Well, there isn't a lamb within 50 miles of where I'm hunting, and the neighbor has a ditch in it with about 20 dead calves a half mile away, (which I just secured access to, all 1,400 acres of it), so they don't care about food. I have tried every individual coyote sound that I know of, and they don't care. The only responses I've gotten in 2021 at all were to group noises. I decided to try that after watching AL Morris cone to TN and kill a half dozen coyotes, and the group yip followed by pup distress was the only thing he had any luck with. Coyotes aren't all the same. If you came here to hunt, you would undoubtedly have to alter your methods. Different food sources, terrain, pack dynamics, literally genetic variations in the form of sub species.

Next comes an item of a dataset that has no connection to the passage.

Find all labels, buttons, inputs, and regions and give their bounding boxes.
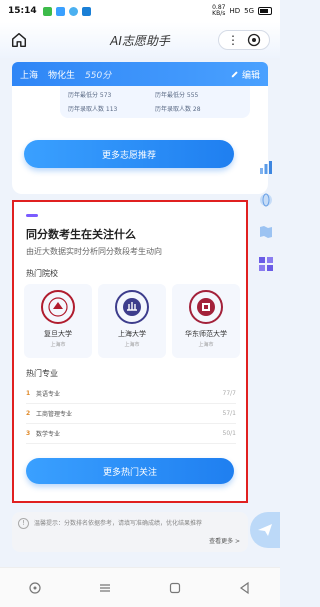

But hey, you might walk in and do the same thing you do there and kill them all, I sure don't have this stuff figured out.
 
For me in close quarters I would forgo my center fire and maybe go with a nice simi-auto loading 12 ga. running 3" # 4 buck shot like used out of the aircraft . Shooting a left handed shotgun right handed so you don't hit the pilot with hot spent cases
Now, if I had known how they were going to come at me and how close they would get, I wouldn't have left my shotgun in the truck. It is loaded with #4 3-1/2" copper plated turkey loads, and it holds 4, so with it I may have been able to get them all. However, if they hung up at the edge of that field I would have just been staring at them at 150y until they spotted me and ran away. Maybe I should carry both, but I've been trying to lighten my load. I'm walking 10+ miles a day or so, and I've been trying to lighten my load, not add to it.